«Чиновник» – слово неприятное и эмоции вызывает сугубо негативные. Почему?
Что за вопрос? Понятно почему.
Опыт жизни российского человека доказывает: стоит войти в дверь любого учреждения, и там непременно встречаешь существо важное и неприятное одновременно.
Российский чиновник не работает, а творит дела и одновременно вершит судьбы.
Какой бы пост ни занимал наш родной бюрократ, он убежден, что пост его чрезвычайно важен. Даже если Вы придете в какой-нибудь ДОЗ (я уж не говорю о министерстве), Вы встретите человека, переполненного собственным величием. Высокомерие российского чиновника происходит оттого, что он искренне убежден: в его руках – судьба страны.
Российская бюрократия – бюрократия своего рода одухотворенная.
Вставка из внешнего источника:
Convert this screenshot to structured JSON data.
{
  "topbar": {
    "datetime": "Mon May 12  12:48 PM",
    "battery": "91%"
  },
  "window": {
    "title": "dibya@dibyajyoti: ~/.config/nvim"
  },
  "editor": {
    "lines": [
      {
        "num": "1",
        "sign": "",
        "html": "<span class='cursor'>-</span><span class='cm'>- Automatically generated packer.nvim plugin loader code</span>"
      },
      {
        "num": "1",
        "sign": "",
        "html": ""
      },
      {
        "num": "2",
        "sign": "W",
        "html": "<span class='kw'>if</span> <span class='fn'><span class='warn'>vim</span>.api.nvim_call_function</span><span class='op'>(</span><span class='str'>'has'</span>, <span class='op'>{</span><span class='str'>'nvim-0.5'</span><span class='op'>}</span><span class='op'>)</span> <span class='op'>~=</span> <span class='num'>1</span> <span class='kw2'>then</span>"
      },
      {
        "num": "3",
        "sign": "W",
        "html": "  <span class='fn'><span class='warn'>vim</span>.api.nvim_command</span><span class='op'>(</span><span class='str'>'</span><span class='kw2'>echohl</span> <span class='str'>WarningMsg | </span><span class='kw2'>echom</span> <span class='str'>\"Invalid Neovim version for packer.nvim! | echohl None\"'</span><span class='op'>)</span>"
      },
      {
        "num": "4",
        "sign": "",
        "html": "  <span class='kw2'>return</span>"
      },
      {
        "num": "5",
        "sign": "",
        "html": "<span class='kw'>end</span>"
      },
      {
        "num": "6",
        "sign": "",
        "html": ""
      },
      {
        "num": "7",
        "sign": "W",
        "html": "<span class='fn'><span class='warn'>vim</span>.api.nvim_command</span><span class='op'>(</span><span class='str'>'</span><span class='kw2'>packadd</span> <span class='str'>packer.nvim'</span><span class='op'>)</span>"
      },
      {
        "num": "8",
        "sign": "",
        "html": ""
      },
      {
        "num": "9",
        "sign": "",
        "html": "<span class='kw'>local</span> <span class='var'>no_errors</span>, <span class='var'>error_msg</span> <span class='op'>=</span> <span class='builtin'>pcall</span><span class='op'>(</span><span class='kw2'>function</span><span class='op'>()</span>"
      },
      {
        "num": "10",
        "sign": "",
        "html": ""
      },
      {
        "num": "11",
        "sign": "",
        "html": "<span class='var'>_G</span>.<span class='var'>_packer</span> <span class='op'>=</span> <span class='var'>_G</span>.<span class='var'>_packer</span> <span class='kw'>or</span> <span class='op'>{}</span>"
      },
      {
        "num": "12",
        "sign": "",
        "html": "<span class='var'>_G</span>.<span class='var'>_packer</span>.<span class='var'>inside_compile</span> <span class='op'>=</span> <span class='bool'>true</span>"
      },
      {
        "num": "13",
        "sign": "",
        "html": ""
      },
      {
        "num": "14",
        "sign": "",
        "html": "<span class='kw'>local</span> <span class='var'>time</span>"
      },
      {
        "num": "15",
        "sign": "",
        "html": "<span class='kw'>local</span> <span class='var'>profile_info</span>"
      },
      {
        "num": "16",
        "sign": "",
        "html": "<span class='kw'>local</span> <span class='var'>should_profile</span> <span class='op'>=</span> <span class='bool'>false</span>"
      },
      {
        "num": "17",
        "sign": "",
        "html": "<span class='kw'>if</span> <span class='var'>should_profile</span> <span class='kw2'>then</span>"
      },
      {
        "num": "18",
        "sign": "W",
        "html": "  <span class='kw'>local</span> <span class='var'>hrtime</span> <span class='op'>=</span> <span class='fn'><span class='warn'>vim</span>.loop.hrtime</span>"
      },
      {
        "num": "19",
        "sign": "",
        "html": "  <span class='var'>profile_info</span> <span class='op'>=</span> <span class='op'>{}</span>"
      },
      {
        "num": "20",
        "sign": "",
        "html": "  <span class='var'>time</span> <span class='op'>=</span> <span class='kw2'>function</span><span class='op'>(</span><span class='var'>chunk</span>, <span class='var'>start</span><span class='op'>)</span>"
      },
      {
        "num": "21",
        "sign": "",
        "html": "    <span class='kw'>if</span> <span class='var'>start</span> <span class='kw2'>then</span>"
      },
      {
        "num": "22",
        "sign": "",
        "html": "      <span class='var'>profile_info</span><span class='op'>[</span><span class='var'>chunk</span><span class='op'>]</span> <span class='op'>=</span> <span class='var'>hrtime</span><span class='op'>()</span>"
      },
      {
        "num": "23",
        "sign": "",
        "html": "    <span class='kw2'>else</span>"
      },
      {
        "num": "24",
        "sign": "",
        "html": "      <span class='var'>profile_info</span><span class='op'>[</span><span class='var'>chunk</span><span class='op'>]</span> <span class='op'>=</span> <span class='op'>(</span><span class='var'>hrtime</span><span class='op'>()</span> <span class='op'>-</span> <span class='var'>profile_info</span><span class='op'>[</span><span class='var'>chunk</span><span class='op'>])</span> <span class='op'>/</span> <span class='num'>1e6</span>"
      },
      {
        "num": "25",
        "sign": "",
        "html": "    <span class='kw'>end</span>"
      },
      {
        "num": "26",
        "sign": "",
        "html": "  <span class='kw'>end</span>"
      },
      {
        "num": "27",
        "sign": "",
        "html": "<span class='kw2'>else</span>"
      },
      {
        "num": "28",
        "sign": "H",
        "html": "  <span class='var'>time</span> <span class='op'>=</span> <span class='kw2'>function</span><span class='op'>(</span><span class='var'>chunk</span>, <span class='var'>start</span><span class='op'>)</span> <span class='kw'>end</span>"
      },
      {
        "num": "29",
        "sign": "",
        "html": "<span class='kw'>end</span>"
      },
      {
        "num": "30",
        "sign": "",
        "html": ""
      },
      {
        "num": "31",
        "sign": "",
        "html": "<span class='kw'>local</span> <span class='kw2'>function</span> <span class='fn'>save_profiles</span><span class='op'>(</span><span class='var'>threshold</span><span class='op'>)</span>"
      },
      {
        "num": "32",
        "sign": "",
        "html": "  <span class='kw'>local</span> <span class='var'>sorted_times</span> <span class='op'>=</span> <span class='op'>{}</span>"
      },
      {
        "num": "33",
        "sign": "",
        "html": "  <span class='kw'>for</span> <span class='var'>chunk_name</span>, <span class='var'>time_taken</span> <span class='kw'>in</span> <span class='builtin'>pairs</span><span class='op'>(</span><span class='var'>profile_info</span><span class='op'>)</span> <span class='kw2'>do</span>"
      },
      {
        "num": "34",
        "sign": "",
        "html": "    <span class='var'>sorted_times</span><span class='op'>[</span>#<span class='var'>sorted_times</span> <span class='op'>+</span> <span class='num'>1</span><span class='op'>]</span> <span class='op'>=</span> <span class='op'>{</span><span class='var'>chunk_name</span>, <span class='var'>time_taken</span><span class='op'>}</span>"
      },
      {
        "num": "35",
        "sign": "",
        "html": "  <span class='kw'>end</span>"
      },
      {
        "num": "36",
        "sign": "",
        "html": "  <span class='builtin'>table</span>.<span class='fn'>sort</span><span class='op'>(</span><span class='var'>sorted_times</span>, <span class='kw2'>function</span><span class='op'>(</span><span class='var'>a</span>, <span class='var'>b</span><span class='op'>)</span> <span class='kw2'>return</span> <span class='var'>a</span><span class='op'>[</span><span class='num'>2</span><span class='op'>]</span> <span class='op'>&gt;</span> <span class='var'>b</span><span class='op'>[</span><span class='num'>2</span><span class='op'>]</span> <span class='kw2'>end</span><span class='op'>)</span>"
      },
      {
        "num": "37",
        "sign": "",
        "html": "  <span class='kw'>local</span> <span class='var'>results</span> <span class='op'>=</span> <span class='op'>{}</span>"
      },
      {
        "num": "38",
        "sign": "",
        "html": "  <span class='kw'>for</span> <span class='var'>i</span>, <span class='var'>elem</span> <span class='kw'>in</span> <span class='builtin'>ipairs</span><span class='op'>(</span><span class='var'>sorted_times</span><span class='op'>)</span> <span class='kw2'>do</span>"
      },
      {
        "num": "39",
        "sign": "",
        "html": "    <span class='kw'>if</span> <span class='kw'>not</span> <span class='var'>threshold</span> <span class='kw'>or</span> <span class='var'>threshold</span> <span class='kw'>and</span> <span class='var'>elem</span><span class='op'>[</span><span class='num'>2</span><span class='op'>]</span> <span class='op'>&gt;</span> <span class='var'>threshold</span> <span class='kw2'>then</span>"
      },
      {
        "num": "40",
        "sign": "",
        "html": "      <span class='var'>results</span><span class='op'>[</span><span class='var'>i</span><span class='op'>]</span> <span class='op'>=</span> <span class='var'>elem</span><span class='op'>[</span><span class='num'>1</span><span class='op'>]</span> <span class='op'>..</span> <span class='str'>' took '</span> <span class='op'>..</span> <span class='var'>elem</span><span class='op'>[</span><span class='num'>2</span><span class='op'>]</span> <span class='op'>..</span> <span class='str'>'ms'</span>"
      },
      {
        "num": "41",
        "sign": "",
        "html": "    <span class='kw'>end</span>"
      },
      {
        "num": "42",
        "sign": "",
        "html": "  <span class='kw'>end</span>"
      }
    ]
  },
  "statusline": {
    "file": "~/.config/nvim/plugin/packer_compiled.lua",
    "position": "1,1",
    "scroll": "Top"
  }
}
Даже в простом перекладывании бумажек наши Акакии Акимовичи видят едва ли не вселенский смысл.
Мы не любим чиновников. Иронизируем над ними. Смеемся. Боимся. И забываем в истории чиновники сыграли роль заметную, чтобы не сказать выдающуюся.
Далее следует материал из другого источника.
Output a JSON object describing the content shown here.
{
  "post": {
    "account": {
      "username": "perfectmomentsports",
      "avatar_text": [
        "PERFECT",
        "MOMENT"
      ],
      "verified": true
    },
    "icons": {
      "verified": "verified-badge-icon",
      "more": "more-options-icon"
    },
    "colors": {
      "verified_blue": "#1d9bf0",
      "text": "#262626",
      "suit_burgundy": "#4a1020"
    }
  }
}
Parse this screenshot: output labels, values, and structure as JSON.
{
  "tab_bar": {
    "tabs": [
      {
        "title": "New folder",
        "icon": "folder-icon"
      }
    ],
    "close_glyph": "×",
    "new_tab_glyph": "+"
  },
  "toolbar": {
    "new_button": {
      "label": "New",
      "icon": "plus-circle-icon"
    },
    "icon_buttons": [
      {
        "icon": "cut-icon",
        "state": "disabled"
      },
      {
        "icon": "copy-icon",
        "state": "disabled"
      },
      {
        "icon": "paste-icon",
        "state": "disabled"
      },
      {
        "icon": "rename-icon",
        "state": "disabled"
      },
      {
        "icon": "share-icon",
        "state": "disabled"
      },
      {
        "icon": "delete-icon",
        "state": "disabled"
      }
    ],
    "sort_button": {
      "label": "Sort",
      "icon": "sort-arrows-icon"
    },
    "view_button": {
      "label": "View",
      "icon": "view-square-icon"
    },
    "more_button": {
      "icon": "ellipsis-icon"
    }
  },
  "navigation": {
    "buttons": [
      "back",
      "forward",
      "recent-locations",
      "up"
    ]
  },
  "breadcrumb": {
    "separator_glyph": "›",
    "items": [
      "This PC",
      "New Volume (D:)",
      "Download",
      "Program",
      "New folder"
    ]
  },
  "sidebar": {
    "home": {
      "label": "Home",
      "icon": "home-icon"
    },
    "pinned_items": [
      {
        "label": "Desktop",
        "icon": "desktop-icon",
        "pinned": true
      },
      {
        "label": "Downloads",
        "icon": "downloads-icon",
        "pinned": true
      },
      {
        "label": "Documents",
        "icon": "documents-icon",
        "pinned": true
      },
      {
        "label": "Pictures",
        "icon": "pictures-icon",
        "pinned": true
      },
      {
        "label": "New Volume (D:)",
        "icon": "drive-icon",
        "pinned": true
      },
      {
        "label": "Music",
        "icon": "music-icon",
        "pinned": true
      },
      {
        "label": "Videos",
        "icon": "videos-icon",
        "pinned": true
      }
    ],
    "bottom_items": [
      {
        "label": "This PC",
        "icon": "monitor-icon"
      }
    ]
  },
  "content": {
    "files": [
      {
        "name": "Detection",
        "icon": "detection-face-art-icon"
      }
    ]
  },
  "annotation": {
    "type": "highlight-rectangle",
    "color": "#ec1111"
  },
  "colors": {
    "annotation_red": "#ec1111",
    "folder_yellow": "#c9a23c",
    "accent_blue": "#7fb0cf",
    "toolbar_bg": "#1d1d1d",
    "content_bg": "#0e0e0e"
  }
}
Если попросту, без лирики и обобщений – то кто таков чиновник?
Человек, состоящий на службе у государства.
Представляете, какое количество людей состояло на службе у государств за всю мировую историю? И Талейран, и Дизраэли, и страшный Сталин, и не страшный Хрущев, и забавный Черненко были чиновниками. Кто перевернул российскую историю XX века?
Чиновник Горбачев и чиновник Ельцин.
Кто главные изобличители чиновничества в русской литературе? Гоголь да Салтыков-Щедрин. Оба, уж извините, чинуши. Гоголь служил в департаменте государственного хозяйства и публичных зданий Министерства внутренних дел сначала писцом (оказывается, рожденный в Малороссии, Гоголь отменно красиво писал на русском языке), а затем Николай Васильевич дослужился до помощника столоначальника. У Михаила Евграфовича карьера чиновничья еще круче сложилась. Окончив знаменитый Царскосельский лицей (между прочим, как и Пушкин, который, к слову, тоже начинал вполне даже чиновничью карьеру), будущий гений русской литературы был определен канцелярским чиновником при губернском правлении в городе Вятке. А потом довелось ему побывать и рязанским и тверским вице-губернатором.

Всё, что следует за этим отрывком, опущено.